November 7, 2017

Water Pollution remains an Acute Problem

Water Pollution remains an Acute Problem

We must stop treating our rivers as open sewers. Photo Credit: Flickr

A chicken farm making fertilizer from chicken droppings in Johor let large amounts of ammonia leach into the Johor River sporadically. As a result, much of the river’s water became badly polluted, leaving hundreds of thousands of people without clean tap water. A local waterworks also had to close down for a weekend to deal with the large amounts of pollutants in the river.

That’s the bad news. The good news is that after some pressure the state government has decided to shut down the farm.

Yet this incident is just one of the latest in a series of similar incidents that indicate that many of Malaysia’s water sources are in a parlous state. From Sabah to Penang, they are already badly polluted or else at perennial risk of being polluted by locals and local businesses alike. In Johor itself just the other day Hasni Mohammad, chairman of State Works at the Rural and Regional Development Committee, called for harsher laws to better protect the state’s rivers.

An illegal factory that caused widespread water pollution operates right on the bank of Sungai Semenyih in Selangor. Photo Credit: Star Online

“Laws related to water pollution offences and enforcement practised in those agencies differed from one another,” he explained. “The Johor state government is of the opinion that the laws did not really reflect the importance for us to regulate or monitor all forms of threats to our existing (water) resources.”

In a like vein, the Ministry of Natural Resources and Environment has decried “illegal factories and farms [that] pollute our waterways and environment for their own gain.” The ministry has urged local authorities to “look into this matter seriously and expeditiously in order to prosecute the chicken farm owners for jeopardising the lives and livelihood of 600,000 people in the vicinity to the full extent of existing laws and enforce based on their jurisdiction.”

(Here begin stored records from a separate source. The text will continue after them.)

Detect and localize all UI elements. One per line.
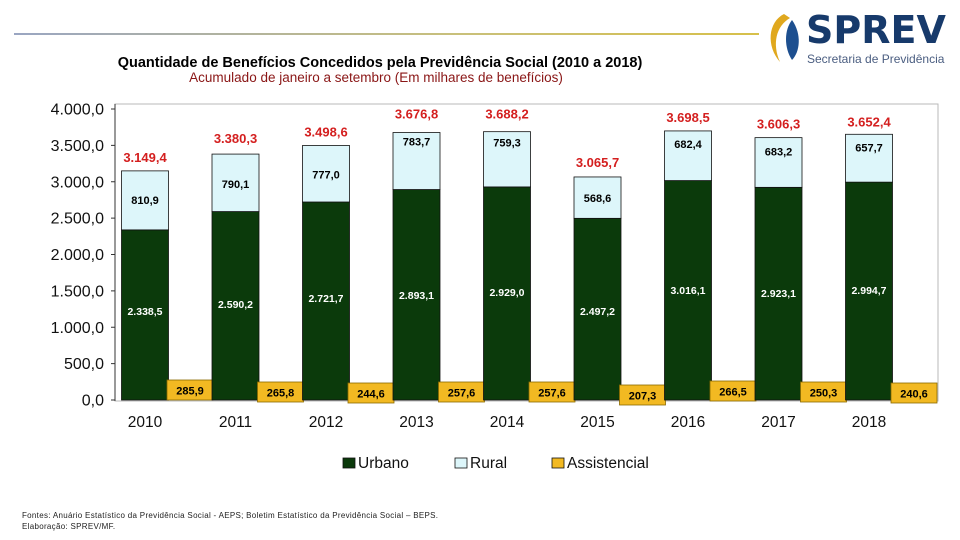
x-tick-label: 2015 xyxy=(580,414,614,431)
y-tick-label: 3.500,0 xyxy=(51,138,104,155)
label-total: 3.380,3 xyxy=(214,131,257,146)
bar-urbano xyxy=(483,186,531,401)
brand-name: SPREV xyxy=(806,8,946,52)
label-assistencial: 265,8 xyxy=(267,388,295,400)
bar-rural xyxy=(754,137,803,188)
label-urbano: 2.994,7 xyxy=(851,285,886,297)
legend-label-rural: Rural xyxy=(470,455,507,472)
y-tick-label: 1.500,0 xyxy=(51,283,104,300)
label-assistencial: 285,9 xyxy=(176,386,204,398)
label-total: 3.065,7 xyxy=(576,155,619,170)
bar-urbano xyxy=(302,201,350,401)
label-urbano: 2.497,2 xyxy=(580,306,615,318)
label-total: 3.606,3 xyxy=(757,117,800,132)
bar-rural xyxy=(121,170,169,231)
chart-title: Quantidade de Benefícios Concedidos pela… xyxy=(117,55,643,71)
label-rural: 682,4 xyxy=(674,139,702,151)
bar-urbano xyxy=(845,181,893,401)
y-tick-label: 4.000,0 xyxy=(51,102,104,119)
bar-assistencial xyxy=(890,382,938,404)
label-total: 3.652,4 xyxy=(847,114,891,129)
bar-urbano xyxy=(573,217,622,401)
bar-urbano xyxy=(392,189,441,401)
bar-urbano xyxy=(211,211,260,401)
bar-rural xyxy=(483,131,531,188)
x-tick-label: 2017 xyxy=(761,414,795,431)
label-assistencial: 207,3 xyxy=(629,391,657,403)
label-rural: 683,2 xyxy=(765,147,793,159)
label-assistencial: 240,6 xyxy=(900,389,928,401)
label-rural: 783,7 xyxy=(403,137,431,149)
label-assistencial: 257,6 xyxy=(538,388,566,400)
label-urbano: 2.893,1 xyxy=(399,290,434,302)
bar-rural xyxy=(392,132,441,190)
bar-rural xyxy=(211,153,260,212)
label-urbano: 2.929,0 xyxy=(489,287,524,299)
label-urbano: 2.590,2 xyxy=(218,299,253,311)
label-assistencial: 250,3 xyxy=(810,388,838,400)
label-total: 3.498,6 xyxy=(304,124,347,139)
bar-urbano xyxy=(664,180,712,401)
sources-note: Fontes: Anuário Estatístico da Previdênc… xyxy=(22,511,439,520)
label-total: 3.676,8 xyxy=(395,107,438,122)
bar-rural xyxy=(845,133,893,183)
x-tick-label: 2016 xyxy=(671,414,705,431)
label-total: 3.149,4 xyxy=(123,150,167,165)
header-divider-line xyxy=(14,33,759,35)
y-tick-label: 1.000,0 xyxy=(51,320,104,337)
label-assistencial: 266,5 xyxy=(719,387,747,399)
x-tick-label: 2014 xyxy=(490,414,525,431)
legend-swatch-assistencial xyxy=(551,457,565,469)
label-rural: 568,6 xyxy=(584,193,612,205)
y-tick-label: 3.000,0 xyxy=(51,174,104,191)
y-tick-label: 0,0 xyxy=(82,393,104,410)
bar-urbano xyxy=(754,186,803,401)
label-urbano: 2.721,7 xyxy=(308,293,343,305)
legend-label-assistencial: Assistencial xyxy=(567,455,649,472)
y-tick-label: 500,0 xyxy=(64,356,104,373)
x-tick-label: 2012 xyxy=(309,414,343,431)
x-tick-label: 2010 xyxy=(128,414,163,431)
legend-swatch-rural xyxy=(454,457,468,469)
label-total: 3.688,2 xyxy=(485,107,528,122)
x-tick-label: 2018 xyxy=(852,414,886,431)
label-total: 3.698,5 xyxy=(666,110,709,125)
label-urbano: 2.923,1 xyxy=(761,288,796,300)
label-rural: 759,3 xyxy=(493,138,521,150)
label-urbano: 2.338,5 xyxy=(127,306,162,318)
legend-swatch-urbano xyxy=(342,457,356,469)
sprev-logo-icon xyxy=(770,14,799,62)
footer-notes: Fontes: Anuário Estatístico da Previdênc… xyxy=(22,510,438,532)
bar-rural xyxy=(302,145,350,203)
label-rural: 657,7 xyxy=(855,142,883,154)
brand-subtitle: Secretaria de Previdência xyxy=(807,52,945,66)
legend-label-urbano: Urbano xyxy=(358,455,409,472)
elaboration-note: Elaboração: SPREV/MF. xyxy=(22,522,116,531)
bar-rural xyxy=(664,130,712,181)
y-tick-label: 2.500,0 xyxy=(51,211,104,228)
label-rural: 790,1 xyxy=(222,179,250,191)
chart-subtitle: Acumulado de janeiro a setembro (Em milh… xyxy=(189,70,563,85)
label-urbano: 3.016,1 xyxy=(670,285,705,297)
bar-rural xyxy=(573,176,622,219)
label-rural: 810,9 xyxy=(131,195,159,207)
label-rural: 777,0 xyxy=(312,169,340,181)
x-tick-label: 2013 xyxy=(399,414,433,431)
x-tick-label: 2011 xyxy=(219,414,252,431)
label-assistencial: 244,6 xyxy=(357,389,385,401)
y-tick-label: 2.000,0 xyxy=(51,247,104,264)
label-assistencial: 257,6 xyxy=(448,388,476,400)
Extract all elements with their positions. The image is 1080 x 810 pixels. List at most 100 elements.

In the meantime, the ministry is drafting a new bill to standardize the management of the country’s water resources in all the states. If passed, the new legislation would help establish much clearer rules and guidelines on water usage both by citizens and businesses. “The present water policy is fragmented across the different states. Under this new proposal, there will be a central monitoring committee (to oversee the states),” Minister Wan Junaidi Tuanku Jaafar has said. “We are not taking away the rights of the states,” he elucidated. “We are just providing the rules, the framework and how to manage (the water resources).”

More or better laws alone won’t be enough, however. What’s needed is a change in attitude about how we treat our water sources. We must stop treating rivers and canals as nothing but watery sewers into which we dump our daily waste, be it household waste or industrial waste. Instead, we will need to start treating their water sources as the precious resources as they are.